Wolfs außergewöhnlicher Erfolg war nicht nur seinem politischen Engagement, sondern vor allem seinem theatralischen Talent geschuldet. Überzeugende Geschichten, starke, lebensechte Figuren und pointierte Dialoge verhinderten, dass er im Ideologischen und Agitatorischen steckenblieb. Stücke wie „Cyankali“, „Die Matrosen von Cattaro“ (1930) oder „Professor Mamlock“ (1933), eine bis heute aufrüttelnde Analyse des deutschen Antisemitismus, fanden weltweit ihr Publikum und eroberten schließlich sogar die Leinwände.

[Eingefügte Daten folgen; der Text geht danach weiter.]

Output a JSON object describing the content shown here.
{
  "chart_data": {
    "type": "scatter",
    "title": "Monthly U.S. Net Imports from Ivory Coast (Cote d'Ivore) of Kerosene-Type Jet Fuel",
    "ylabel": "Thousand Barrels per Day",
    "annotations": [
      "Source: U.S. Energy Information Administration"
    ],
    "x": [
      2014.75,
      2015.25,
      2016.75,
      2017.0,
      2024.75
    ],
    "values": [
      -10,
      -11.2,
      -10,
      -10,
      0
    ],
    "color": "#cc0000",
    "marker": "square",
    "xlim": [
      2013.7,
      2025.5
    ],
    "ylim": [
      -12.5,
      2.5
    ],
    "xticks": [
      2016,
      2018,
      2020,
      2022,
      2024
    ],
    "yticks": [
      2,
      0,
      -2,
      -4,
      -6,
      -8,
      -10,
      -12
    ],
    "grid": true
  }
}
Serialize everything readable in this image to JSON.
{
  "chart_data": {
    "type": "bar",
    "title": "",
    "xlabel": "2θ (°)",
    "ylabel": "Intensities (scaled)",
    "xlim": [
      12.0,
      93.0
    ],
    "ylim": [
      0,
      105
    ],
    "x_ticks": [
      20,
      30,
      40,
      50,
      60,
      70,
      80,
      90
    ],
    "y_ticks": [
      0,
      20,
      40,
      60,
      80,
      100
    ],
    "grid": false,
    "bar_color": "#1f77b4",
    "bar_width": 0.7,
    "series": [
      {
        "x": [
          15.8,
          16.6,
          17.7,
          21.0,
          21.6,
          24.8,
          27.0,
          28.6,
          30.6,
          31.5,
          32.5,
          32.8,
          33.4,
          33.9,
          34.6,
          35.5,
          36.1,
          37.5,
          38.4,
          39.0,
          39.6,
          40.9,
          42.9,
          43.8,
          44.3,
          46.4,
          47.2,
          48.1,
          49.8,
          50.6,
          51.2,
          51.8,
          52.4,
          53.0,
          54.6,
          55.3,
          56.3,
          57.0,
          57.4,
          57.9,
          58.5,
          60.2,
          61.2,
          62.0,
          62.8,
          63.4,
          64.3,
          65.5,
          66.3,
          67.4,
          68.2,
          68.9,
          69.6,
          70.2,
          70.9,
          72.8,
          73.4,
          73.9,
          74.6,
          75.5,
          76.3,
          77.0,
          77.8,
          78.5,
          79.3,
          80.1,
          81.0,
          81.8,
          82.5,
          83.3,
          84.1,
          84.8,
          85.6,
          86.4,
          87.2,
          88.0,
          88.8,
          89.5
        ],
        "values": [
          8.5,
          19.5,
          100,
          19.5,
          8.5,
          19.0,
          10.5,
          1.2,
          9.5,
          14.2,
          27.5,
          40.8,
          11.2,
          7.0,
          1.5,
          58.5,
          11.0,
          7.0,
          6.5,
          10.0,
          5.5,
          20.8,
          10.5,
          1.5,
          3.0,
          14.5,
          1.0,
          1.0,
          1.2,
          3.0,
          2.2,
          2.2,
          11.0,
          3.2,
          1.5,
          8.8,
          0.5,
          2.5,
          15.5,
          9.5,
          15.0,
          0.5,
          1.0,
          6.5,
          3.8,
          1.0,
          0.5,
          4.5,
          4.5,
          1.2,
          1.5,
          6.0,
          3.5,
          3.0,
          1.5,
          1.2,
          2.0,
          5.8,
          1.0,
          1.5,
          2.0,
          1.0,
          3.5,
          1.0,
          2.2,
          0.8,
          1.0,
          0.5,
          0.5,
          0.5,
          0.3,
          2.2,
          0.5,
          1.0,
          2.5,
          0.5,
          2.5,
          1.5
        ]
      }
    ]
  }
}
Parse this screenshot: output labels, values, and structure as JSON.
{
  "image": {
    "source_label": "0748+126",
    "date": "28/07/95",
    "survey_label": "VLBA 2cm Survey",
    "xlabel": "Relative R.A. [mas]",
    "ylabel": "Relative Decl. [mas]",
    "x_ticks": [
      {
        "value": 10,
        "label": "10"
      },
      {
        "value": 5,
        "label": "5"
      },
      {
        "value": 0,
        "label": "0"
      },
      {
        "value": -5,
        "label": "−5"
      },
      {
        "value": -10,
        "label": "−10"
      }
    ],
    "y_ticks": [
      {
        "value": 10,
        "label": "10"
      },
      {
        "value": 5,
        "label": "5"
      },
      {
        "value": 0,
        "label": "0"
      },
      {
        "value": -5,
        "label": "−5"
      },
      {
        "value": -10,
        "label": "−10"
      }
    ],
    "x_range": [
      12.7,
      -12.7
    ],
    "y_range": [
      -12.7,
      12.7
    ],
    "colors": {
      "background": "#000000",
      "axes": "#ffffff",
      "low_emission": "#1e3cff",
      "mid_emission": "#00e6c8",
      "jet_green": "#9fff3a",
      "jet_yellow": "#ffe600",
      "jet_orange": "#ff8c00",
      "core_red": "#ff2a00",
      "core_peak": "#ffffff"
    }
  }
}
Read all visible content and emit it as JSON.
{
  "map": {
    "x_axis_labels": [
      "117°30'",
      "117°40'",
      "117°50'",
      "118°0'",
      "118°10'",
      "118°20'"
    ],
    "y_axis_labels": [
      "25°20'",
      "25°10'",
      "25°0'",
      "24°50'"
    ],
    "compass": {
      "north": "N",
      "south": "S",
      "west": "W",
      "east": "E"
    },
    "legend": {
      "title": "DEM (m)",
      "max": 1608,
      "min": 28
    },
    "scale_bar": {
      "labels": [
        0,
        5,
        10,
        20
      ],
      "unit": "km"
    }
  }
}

Nach dem Zweiten Weltkrieg war Wolf vor allem im Ostblock und in seiner „Wahlheimat“ DDR erfolgreich, doch auch in Westdeutschland hatte seine Stimme Gewicht – insbesondere während der Massenproteste gegen den Paragraphen 218 in den 70er Jahren.
Das öffentliche Interesse an Friedrich Wolf hat seitdem gelitten, doch vergessen wurde der umstrittene Kämpfer für Frieden und Menschenrechte (noch) nicht. Die Friedrich-Wolf-Gesellschaft ist bemüht, die Erinnerung an Leben und Werk lebendig zu halten. Unterstützt wird sie dabei unter anderem vom Filmmuseum Potsdam, dass beim Label „absolut MEDIEN“ 2016 eine umfangreiche Dokumentation zur Geschichte des Theaterstücks „Cyankali“ veröffentlicht hat. Auf 2 DVDs sind auch die beiden „Cyankali“-Verfilmungen aus den Jahren 1930 und 1977 zu sehen.
Die Söhne
Aus Wolfs zweiter Ehe mit Else Dreibholz gingen zwei Söhne hervor, die auf sehr unterschiedliche Weise von sich reden machten. Konrad (1925-82) wurde einer der profiliertesten Filmregisseure der DDR und setzte neben „Professor Mamlock“, einem der meistgespielten Theaterstücke seines Vaters, auch Christa Wolfs Roman „Der geteilte Himmel“ in Szene.
Markus (1923-2006) leitete 34 Jahre lang die Hauptverwaltung Aufklärung im Ministerium für Staatssicherheit und ging als Spionagechef der DDR in die Geschichte ein.